Но — тихий шаг, и отчужденность взгляда,
И — вдаль глаза, опущена рука.
Вокруг же благостно молчанье сада,
И спутник невидим — моя тоска.
Проходишь ты, задумчивый и нежный.
В твоих садах светло и так легко.
Из-за ветвей белеются одежды.
А я — вдали — одна — с моей тоской.

«В последний раз. Не отрывая глаз. — Простите…»

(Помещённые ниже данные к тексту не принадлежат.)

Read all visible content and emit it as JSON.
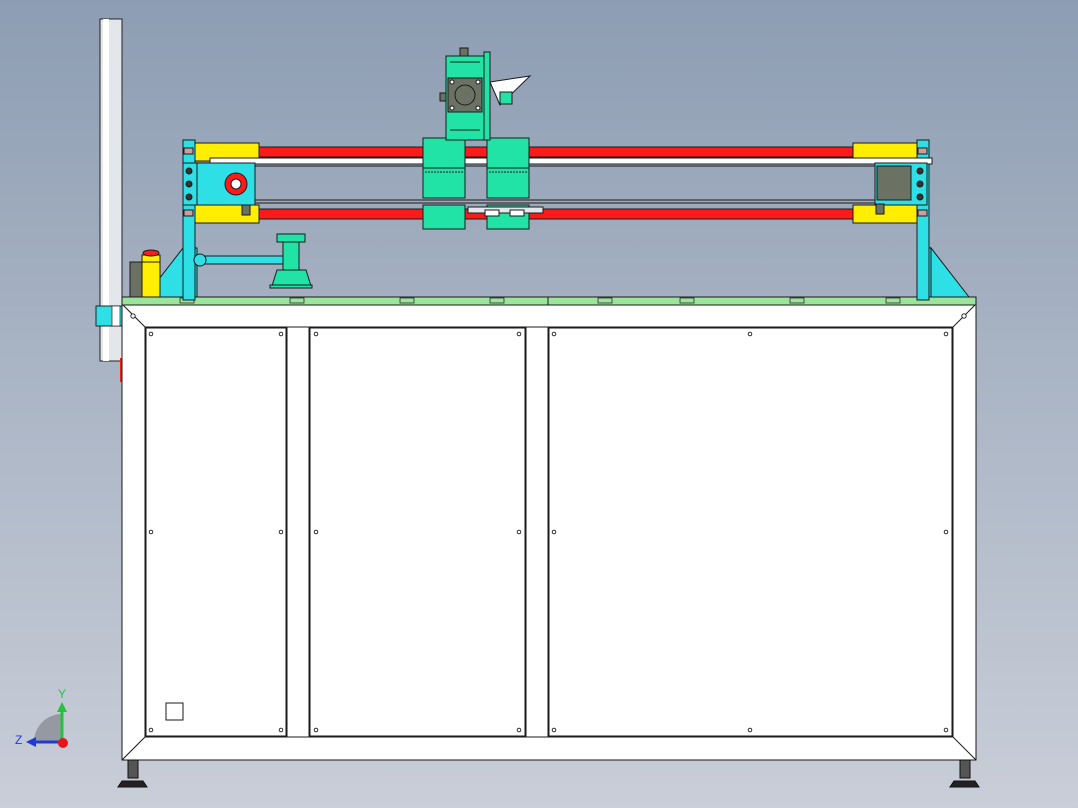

В последний раз. Не отрывая глаз. — Простите.
Не поминайте лихом. Нет, пустите.
Я буду помнить вас всегда. —
Надолго хватит мне печального улова.
Еще одно я выучила слово,
Отчетливое слово: “навсегда”.
В последний раз. Так вот, так вот она, разлука.
В послед… Легко закрылась дверь, без стука.
Так пальцы жгут у жаркого огня.
Мне страшно за тебя: за светлую улыбку
И за непоправимую ошибку,
Что ты не полюбил меня.

«Когда-нибудь после, мой друг…»

Когда-нибудь после, мой друг,
Внезапной тоскою взовью
Из самого омута мук
Погибшую память твою.
И вспомню в бессчетный раз,
В холодном, упорном бреду,
И темные впадины глаз,
И смуглой руки худобу.
Ни пряди волос, ни письма.
Лишь черные мысли мои,
Лишь свежая тяжесть клейма
Короткой и страшной любви.

«За смутную горечь…»

За смутную горечь
Веселых речей,
За смуглое горе
Цыганских страстей,
За встречную муку,
За голос судьбы,
За нашу разлуку —
Тебя не забыть.

«Снег веселился, падал и шутил…»

Снег веселился, падал и шутил,
И ветер, буйствуя, хватал за плечи.
Я чувствовала сквозь огонь щеки
Присутствие, почти что человечье.
Ты помнишь, мы смеялись, уходя
Все дальше в ночь, в погоне за простором,
Кидая все. Немного погодя
Исчез маяк. Мы шли в открытом море.
Мы восхищенный проникали воздух.
Но посмотрев, как широко зажглись
Сигнальные огни на перекрестке,
Ты вдруг вздохнув сказал: — Смешная жизнь!
Смеялся снег, слетаясь к фонарям,
Своей довольный шуткой, опускался.
Он, видно, был в ударе. Да и впрямь
Тот первый зимний вечер им удался.
Так вот кто ты, попутчик мой по счастью!
Гляжу в упор, смелее, чем во сне.
Шагаем, сближенные соучастьем.
В карманах руки, на ресницах снег.

Его бессонница («Ты, как всегда, домой придешь часа в два ночи…»)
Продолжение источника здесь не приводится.